With an endurance rating of 17,520 TBW and 3 DWPD, the MZ-ILG3T20 is built for sustained enterprise write workloads and can comfortably handle writing its full capacity three times per day throughout its rated service life. In typical deployment scenarios such as OS, virtualization, database, or mixed read/write server workloads, this level of endurance translates into long-term, worry-free operation with substantial write margin for continuous daily use. For enterprise reliability, built-in Power Loss Protection (PLP) helps preserve in-flight data and protects mapping tables during unexpected power interruptions, reducing the risk of corruption and unclean shutdown damage. Its UBER of 1.0E-17 and 2.5 million-hour MTBF indicate a very low probability of uncorrectable bit errors and strong overall dependability, making it a solid choice for business-critical storage environments.
1. The SAS 24Gb/s interface provides high-bandwidth, dual-port connectivity that strengthens storage availability and keeps mission-critical clusters running through path failover events.

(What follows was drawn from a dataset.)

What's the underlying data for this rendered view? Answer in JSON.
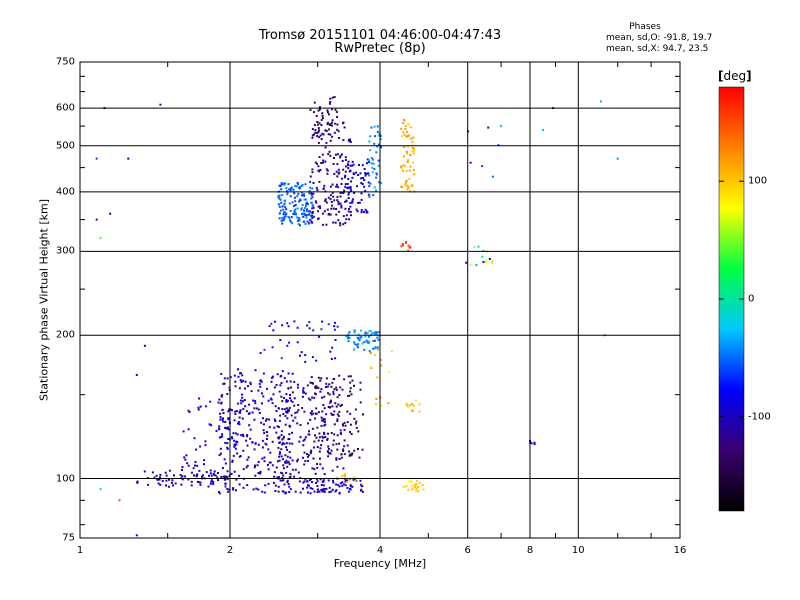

2. With 4300 MB/s sequential read performance, the drive accelerates large-block workloads such as backup, media streaming, and fast dataset loading for analytics platforms.
3. Its 800K random-read IOPS capability helps databases, virtualization farms, and high-concurrency applications serve more transactions with less queue buildup.
4. Rated for 3 DWPD and built on Samsung 6th-Gen V-NAND TLC, it is engineered for write-intensive enterprise workloads that need a strong balance of endurance, capacity, and cost efficiency.
5. The 95 µs typical latency enables faster application response times, making it well suited for latency-sensitive environments like OLTP, real-time analytics, and performance-tier storage.
Lower capacity reference: 1.6 TB Higher capacity reference: 6.4 TB Capacity positioning analysis: In this enterprise SSD family, the 3.2 TB model sits in the practical sweet spot. Compared with the 1.6 TB version, it provides much better headroom for dataset growth, VM density, and overprovisioning flexibility without changing the expected enterprise-class read/write and random IOPS profile. Compared with the 6.4 TB option, it usually delivers a more balanced cost-per-drive while avoiding overbuying capacity for medium-scale deployments. It is especially well suited for a mid-sized virtualization cluster, such as hosting boot and application volumes for roughly 40 to 60 virtual machines.
Q: Is MZ-ILG3T20 suitable for a write-heavy database server?
A: Yes. With 3 DWPD endurance, 17,520 TBW, 24Gb/s SAS, and 95 µs typical latency, the MZ-ILG3T20 is well suited for write-intensive database, OLTP, and mixed-enterprise workloads.
Q: How many full drive writes per day can it actually endure over its warranty period?
A: It is rated for 3 full drive writes per day. For a 3.2 TB SSD, that equals about 9.6 TB of writes daily across the standard warranty period.
Q: Does it include power loss protection (PLP) and why is that critical?
A: Yes, it includes PLP. This is critical because it helps preserve in-flight data and metadata during unexpected power loss, reducing corruption risk and improving enterprise data integrity.
Q: What RAID level is recommended for this SSD?
A: RAID choice depends on workload and uptime goals. RAID 10 is typically recommended for write-heavy databases, while RAID 5 or 6 may fit capacity-focused environments with lower write intensity.